RD Sharma solution class 7 chapter 15 Properties of triangles Exercise 15.4

Exercise 15.4

Page-15.24

Question 1:

In each of the following, there are three positive numbers. State if these numbers could possibly be the lengths of the sides of a triangle:
(i) 5, 7, 9
(ii) 2, 10, 15
(iii) 3, 4, 5
(iv) 2, 5, 7
(v) 5, 8, 20

Answer 1:

(i) Yes, these numbers can be the lengths of the sides of a triangle because the sum of any two sides of a triangle is always greater than the third side.
Here,
$5+7>9, 5+9>7, 9+7>5$

(ii) No, these numbers cannot be the lengths of the sides of a triangle because​ the sum of any two sides of a triangle is always greater than the third side, which is not true in this case.

(iii) Yes, these numbers can be the lengths of the sides of a triangle because the sum of any two sides of triangle is always greater than the third side.
Here,
$3+4 >5, 3+5>4, 4+5>3$

(iv) No, these numbers cannot be the lengths of the sides of a triangle because​ the sum of any two sides of a triangle is always greater than the third side, which is not true in this case.
Here,
$2+5 = 7$

(v) No, these numbers cannot be the lengths of the sides of a triangle because​ the sum of any two sides of a triangle is always greater than the third side, which is not true in this case.​
Here,
$5+8 <20$

Question 2:

In Fig., P is the point on the side BC. Complete each of the following statements using symbol ' = ', '>' or '<' so as to make it true:

(i) AP ... AB + BP
(ii) AP .... AC + PC
(iii) $AP....\frac{1}{2}(AB+AC+BC)$

Answer 2:

(i) In triangle APB, AP < AB + BP because the sum of any two sides of a triangle is greater than the third side. 
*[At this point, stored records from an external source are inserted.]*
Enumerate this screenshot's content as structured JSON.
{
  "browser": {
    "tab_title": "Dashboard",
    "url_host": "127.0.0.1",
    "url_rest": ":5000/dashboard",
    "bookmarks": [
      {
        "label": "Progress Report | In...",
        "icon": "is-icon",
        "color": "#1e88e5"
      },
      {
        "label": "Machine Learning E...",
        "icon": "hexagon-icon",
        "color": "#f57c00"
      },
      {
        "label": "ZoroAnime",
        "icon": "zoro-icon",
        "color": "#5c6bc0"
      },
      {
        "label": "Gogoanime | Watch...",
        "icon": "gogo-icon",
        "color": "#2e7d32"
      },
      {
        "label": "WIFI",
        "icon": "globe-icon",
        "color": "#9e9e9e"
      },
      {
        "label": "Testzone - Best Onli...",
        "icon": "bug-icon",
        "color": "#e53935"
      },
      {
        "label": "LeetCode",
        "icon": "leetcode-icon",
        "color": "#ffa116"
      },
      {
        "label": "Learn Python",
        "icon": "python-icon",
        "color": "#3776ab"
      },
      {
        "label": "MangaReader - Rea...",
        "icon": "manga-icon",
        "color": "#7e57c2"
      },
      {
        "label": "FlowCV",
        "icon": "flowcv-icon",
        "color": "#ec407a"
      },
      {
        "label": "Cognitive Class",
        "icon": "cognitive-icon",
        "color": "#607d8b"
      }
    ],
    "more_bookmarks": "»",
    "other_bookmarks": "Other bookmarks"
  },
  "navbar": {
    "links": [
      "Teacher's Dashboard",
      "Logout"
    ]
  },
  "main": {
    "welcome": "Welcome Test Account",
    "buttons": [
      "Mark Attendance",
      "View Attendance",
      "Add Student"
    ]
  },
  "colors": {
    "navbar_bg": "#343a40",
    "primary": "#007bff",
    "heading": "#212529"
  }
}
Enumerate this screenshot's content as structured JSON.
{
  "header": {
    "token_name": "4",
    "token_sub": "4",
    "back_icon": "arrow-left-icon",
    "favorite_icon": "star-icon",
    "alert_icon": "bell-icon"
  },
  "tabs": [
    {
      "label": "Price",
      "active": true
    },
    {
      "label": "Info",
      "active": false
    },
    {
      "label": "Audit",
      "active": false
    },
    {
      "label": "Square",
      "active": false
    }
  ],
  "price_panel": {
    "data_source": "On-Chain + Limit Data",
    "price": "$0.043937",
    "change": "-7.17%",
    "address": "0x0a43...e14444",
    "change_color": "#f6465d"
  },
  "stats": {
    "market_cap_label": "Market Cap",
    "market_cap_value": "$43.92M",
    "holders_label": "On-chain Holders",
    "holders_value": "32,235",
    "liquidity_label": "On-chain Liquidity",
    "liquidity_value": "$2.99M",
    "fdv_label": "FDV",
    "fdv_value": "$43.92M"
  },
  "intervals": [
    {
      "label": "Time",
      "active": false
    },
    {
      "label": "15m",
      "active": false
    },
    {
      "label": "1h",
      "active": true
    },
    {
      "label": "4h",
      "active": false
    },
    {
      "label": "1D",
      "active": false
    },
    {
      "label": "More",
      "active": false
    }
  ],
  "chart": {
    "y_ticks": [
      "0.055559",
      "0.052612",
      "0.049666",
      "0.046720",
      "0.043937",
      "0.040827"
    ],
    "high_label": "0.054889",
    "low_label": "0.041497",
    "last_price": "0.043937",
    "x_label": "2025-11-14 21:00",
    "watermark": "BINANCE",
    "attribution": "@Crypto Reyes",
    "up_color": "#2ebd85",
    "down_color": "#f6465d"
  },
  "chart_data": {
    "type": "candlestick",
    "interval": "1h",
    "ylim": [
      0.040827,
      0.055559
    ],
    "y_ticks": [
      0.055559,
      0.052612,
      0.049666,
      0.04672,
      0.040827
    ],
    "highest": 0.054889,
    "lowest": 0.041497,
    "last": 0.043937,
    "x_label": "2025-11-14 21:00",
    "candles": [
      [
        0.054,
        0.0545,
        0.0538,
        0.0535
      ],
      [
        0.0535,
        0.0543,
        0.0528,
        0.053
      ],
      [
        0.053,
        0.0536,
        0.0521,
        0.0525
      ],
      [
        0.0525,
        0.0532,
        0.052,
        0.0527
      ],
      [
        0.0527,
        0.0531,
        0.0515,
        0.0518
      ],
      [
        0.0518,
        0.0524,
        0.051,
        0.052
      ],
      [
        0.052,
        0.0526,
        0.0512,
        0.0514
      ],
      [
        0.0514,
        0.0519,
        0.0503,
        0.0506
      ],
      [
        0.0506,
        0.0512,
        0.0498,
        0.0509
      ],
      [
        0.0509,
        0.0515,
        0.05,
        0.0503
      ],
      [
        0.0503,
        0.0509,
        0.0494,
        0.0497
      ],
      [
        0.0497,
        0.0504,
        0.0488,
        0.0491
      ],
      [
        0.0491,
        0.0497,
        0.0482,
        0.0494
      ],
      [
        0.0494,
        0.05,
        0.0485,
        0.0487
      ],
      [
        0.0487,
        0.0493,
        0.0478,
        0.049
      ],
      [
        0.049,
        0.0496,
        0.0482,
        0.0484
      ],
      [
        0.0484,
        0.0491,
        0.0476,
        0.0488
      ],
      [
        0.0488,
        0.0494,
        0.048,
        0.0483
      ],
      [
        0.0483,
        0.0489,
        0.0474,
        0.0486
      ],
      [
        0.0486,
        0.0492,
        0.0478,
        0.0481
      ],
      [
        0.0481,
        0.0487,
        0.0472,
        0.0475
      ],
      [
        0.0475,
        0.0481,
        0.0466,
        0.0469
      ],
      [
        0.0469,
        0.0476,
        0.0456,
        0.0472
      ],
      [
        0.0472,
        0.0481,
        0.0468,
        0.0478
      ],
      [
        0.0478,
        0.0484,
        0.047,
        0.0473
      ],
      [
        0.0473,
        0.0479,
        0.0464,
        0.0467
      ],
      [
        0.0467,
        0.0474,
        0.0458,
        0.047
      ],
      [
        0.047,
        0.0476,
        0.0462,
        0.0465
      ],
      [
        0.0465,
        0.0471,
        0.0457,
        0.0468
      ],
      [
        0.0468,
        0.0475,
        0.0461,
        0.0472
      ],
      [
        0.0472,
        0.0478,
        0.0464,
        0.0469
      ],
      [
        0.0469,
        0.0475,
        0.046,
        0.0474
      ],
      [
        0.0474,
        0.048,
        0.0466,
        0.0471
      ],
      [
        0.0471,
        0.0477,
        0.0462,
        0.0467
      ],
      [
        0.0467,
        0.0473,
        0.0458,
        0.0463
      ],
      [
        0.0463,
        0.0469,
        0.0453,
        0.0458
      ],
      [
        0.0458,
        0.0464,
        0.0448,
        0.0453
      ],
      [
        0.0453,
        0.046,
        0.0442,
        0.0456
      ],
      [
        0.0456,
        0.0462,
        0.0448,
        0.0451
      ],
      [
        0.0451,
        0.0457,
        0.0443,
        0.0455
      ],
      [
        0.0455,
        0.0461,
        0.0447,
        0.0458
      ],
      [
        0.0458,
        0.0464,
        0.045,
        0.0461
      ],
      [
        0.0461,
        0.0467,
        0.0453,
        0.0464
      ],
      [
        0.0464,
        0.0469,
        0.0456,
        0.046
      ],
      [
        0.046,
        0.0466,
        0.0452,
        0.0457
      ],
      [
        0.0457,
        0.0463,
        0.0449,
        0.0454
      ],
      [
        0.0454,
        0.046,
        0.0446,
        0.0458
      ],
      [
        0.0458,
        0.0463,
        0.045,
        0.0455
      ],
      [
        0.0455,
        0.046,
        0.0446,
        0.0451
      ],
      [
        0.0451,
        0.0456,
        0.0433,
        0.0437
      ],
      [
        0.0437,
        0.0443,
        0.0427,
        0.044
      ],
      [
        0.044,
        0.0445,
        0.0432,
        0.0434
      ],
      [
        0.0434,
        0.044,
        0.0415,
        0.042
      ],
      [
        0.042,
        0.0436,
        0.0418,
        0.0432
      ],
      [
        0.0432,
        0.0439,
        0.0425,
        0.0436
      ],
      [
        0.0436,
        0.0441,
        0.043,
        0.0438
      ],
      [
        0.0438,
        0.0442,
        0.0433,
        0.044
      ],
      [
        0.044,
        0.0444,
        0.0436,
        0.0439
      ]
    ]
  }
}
(ii)  In triangle APC, AP < AC + PC because the sum of any two sides of a triangle is greater than the third side. 

(iii) AP <$\frac{1}{2}\left(\text{AB+AC+BC}\right)$
In triangles ABP and ACP, we can see that:
AP < AB + BP         ...(i)  (Because the sum of any two sides of a triangle is greater than the third side)
AP < AC + PC         ...(ii)  (Because the sum of any two sides of a triangle is greater than the third side)
  
On adding (i) and (ii), we have:

AP + AP < AB + BP + AC + PC
2AP < AB + AC + BC (BC = BP + PC)
AP < $\frac{1}{2}\left(\text{AB+AC+BC}\right)$

Question 3:

P is a point in the interior of ∆ABC as shown in Fig. State which of the following statements are true (T) or false (F):

(i) AP + PB < AB
(ii) AP + PC > AC
(iii) BP + PC = BC

Answer 3:

(i) False
We know that the sum of any two sides of a triangle is greater than the third side; it is not true for the given triangle.

(ii) True
We know that the sum of any two sides of a triangle is greater than the third side; it is true for the given triangle. 

(iii) False
We know that the sum of any two sides of a triangle is greater than the third side; it is not true for the given triangle.

Page-15.25

Question 4:

O is a point in the exterior of ∆ABC. What symbol '>', '<' or '=' will you use to complete the statement OA + OB .. AB? Write two other similar statements and shown that

$OA+OB+OC>\frac{1}{2}(AB+BC+CA)$

Answer 4:

Because the sum of any two sides of a triangle is always greater than the third side, in triangle OAB, we have:

$$\begin{gathered} OA+OB>AB ...\left(\mathrm{i}\right) \\ OB+OC>BC ...\left(\mathrm{ii}\right) \\ OA+OC>CA ...\left(\mathrm{iii}\right) \\ \mathrm{On} \mathrm{adding} \mathrm{equations} \left(\mathrm{i}\right), \left(\mathrm{ii}\right) \mathrm{and} \left(\mathrm{iii}\right), \mathrm{we} \mathrm{get}: \\ OA+OB+OB+OC+OA+OC>AB+BC+CA \\ 2(OA+OB+OC)>AB+BC+CA \\ OA+OB+OC>\frac{AB+BC+CA}{2} \end{gathered}$$

Question 5:

In ∆ABC, ∠A = 100°, ∠B = 30°, ∠C = 50°. Name the smallest and the largest sides of the triangle.

Answer 5:

Because the smallest side is always opposite to the smallest angle, which in this case is 30^o, it is AC.
Also, because the largest side is always opposite to the largest angle, which in this case is 100^o, it is BC.